GOOD NEWS FOR... MOTHS?

I must also mention in closing that there should be a special award this year for Performance by an Insect.   That's right.  The most stunning moment in You Can Count On Me came when Terry (Mark Ruffalo) and Sammy (Laura Linney) are standing under the stars having an intense discussion.  Out of nowhere, a fluttering white moth lands on Sammy's coat.   Terry reaches out his hand to remove it, and the moth flies into his hand, pauses, and then goes on its merry way.  How did they do that?!  That couldn't have been planned.  If it was animation, I will be astounded, because of the natural, spontaneous grace of the moment. 

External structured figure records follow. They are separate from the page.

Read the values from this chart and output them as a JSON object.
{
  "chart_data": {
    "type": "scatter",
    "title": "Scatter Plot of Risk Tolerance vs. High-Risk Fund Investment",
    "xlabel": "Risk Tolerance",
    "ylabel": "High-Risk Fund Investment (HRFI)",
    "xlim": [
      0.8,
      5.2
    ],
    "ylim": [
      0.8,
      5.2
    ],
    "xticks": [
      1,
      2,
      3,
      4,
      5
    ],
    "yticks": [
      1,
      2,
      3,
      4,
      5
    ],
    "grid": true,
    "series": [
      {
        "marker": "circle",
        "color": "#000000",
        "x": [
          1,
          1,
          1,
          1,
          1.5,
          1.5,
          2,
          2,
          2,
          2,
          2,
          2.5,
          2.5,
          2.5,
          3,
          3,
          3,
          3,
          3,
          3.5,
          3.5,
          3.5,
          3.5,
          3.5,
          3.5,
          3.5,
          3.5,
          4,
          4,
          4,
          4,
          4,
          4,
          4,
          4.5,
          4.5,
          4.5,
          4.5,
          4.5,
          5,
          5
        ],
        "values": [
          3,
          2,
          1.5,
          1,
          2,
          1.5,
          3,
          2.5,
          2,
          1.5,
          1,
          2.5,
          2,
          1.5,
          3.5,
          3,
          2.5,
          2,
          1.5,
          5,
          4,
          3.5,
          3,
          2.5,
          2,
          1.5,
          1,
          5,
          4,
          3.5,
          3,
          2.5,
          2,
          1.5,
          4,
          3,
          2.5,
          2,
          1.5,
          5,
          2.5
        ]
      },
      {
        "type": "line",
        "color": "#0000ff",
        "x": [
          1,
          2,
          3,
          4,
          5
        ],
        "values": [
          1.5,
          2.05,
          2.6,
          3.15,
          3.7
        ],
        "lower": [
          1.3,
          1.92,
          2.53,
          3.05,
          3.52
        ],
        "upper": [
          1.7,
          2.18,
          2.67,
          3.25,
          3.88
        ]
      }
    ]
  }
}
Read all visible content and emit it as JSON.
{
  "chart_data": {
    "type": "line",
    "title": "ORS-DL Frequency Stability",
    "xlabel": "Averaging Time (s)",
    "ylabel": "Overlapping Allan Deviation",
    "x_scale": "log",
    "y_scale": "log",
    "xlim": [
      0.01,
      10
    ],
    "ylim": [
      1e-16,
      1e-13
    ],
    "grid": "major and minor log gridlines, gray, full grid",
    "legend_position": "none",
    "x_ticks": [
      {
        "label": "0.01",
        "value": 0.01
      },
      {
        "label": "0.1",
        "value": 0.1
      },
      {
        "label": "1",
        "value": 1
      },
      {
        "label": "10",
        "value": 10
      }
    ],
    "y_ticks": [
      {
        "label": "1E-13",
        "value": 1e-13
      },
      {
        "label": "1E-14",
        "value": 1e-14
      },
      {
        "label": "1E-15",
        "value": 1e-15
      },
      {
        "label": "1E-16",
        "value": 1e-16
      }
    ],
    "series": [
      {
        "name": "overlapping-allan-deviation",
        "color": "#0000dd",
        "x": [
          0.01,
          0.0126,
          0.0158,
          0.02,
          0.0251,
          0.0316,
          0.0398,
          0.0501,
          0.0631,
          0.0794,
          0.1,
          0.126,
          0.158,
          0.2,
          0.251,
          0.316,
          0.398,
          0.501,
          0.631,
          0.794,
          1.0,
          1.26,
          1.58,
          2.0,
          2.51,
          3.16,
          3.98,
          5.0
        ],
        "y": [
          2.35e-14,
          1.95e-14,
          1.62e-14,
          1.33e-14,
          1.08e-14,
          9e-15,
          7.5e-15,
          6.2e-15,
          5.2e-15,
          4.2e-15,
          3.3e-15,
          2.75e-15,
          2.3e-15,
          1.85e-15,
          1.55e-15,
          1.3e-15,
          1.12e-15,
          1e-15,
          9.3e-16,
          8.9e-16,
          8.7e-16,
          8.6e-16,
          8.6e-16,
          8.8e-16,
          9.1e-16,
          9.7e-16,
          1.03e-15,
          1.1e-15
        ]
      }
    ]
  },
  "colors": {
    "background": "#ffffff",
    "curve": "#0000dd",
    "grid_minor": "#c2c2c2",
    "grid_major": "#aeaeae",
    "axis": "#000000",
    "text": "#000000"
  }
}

Another Stellar Performance By a Moth:  In The Way of the Gun, a grouchy old con man sits on a couch with a revolver to his head, playing Russian Roulette with himself.  He pauses for a moment, glances at the lamp beside him.  A moth is suicidally hurling itself at the light bulb of the lamp.  The man looks away.  Then the phone rings and the man turns again, to answer a call that will probably prolong his life.  The moth, then, has quite probably saved his life!  Was THAT planned?  If so, kudos to the bug trainer!

It takes "eyes to see" to find these fleeting moments in movies, especially when so many movies are over-produced and programmed to give us what we expect rather than what will surprise us.   I'm sure I've only scratched the surface here, and I look forward to revisiting these films to plumb their depths further.  Let's hope next year holds a greater number of excellent films, and let's strive to look even closer, training our eyes to become more and more discerning, so that we can then turn that sharper gaze upon our own lives...and see the truth.